A large Iraqi flag flapping on his Soviet-era jeep, 1st Lt. Shehab Abdul-Jabbar led an Iraqi National Guard patrol down Baghdad's heavily commercial Karrada Street. As he passed, merchants and shoppers smiled and waved their greetings. "Way to go," one man shouted from behind the small charcoal stove where he was grilling a splayed fish for lunch.

"People are comfortable with this," said Abdul-Jabbar, 38, an officer freshly minted from a U.S.-provided training course for the 35,000-man paramilitary force designed to bring internal security to Iraq.

The Iraqi guardsmen -- venturing out for the last several days in their own vehicles and flying the Iraqi flag conspicuously -- have found a warm welcome from most residents, some of whom have showered them with chocolates.

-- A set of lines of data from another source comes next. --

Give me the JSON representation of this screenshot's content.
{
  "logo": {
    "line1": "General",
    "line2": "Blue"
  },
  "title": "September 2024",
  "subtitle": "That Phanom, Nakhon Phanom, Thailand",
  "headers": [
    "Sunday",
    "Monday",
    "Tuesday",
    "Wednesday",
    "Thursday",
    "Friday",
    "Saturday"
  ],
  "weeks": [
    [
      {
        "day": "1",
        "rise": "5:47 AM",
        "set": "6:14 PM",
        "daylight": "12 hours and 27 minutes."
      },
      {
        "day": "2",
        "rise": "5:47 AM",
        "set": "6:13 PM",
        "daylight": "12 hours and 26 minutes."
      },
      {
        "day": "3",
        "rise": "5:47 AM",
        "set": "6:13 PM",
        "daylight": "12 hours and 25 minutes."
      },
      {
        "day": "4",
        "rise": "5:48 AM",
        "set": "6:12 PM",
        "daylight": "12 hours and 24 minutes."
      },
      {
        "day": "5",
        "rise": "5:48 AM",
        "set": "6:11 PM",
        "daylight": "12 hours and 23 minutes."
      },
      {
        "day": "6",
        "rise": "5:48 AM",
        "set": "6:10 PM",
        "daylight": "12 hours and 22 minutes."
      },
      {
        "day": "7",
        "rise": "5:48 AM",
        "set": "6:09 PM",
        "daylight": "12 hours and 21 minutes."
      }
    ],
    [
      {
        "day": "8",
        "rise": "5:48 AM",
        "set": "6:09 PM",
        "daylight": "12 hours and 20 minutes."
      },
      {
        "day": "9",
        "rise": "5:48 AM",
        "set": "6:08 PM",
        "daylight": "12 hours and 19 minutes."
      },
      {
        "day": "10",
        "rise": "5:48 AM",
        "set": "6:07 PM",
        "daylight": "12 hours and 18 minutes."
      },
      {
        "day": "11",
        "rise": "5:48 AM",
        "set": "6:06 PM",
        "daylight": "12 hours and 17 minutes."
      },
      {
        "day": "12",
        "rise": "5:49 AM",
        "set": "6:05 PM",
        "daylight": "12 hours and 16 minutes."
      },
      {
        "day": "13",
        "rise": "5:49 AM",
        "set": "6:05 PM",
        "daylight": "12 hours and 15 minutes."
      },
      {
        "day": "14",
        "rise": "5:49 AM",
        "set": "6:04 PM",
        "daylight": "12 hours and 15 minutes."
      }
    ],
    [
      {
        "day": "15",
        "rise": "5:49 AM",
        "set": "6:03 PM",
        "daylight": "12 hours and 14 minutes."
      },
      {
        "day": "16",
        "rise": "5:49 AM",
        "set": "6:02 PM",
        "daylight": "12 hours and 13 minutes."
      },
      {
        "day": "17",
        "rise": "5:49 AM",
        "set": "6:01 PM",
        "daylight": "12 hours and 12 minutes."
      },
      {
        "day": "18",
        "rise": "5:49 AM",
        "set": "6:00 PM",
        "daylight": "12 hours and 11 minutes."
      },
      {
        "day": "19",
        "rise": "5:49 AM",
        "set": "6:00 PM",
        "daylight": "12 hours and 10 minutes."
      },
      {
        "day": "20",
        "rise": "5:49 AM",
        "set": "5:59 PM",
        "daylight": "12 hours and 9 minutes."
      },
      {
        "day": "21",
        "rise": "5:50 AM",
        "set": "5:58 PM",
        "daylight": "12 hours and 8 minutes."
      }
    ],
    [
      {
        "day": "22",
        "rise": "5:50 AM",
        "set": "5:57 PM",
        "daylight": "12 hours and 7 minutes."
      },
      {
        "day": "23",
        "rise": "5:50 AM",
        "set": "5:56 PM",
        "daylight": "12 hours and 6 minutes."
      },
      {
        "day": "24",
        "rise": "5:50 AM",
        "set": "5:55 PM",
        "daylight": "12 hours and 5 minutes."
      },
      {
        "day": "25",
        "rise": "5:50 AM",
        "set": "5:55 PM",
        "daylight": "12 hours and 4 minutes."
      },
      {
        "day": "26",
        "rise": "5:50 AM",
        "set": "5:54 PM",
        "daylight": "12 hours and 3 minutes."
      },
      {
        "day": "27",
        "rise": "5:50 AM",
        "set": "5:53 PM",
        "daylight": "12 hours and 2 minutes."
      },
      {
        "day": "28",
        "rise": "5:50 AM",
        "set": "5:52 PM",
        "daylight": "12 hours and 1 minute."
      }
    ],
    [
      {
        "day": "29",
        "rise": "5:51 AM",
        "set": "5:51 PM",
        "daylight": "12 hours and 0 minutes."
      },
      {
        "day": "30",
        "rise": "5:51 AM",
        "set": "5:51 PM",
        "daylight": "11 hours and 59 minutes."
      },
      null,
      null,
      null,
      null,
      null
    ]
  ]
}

Judging by their comments on seeing Abdul-Jabbar's patrol come by Thursday, Baghdadis seem relieved to see their own soldiers taking over from U.S. occupation troops after nearly 15 months of foreign domination and violent disorder.

"It's the best thing that could happen," said Bilal Ismail, 34, a taxi driver who had just been stopped at a checkpoint and patted down by Abdul-Jabbar's men.

The eagerness to see Iraqis back in charge of the streets of Baghdad suggested that replacing U.S. soldiers with Iraqis could go a long way toward reducing popular resentment directed at the U.S. military presence here.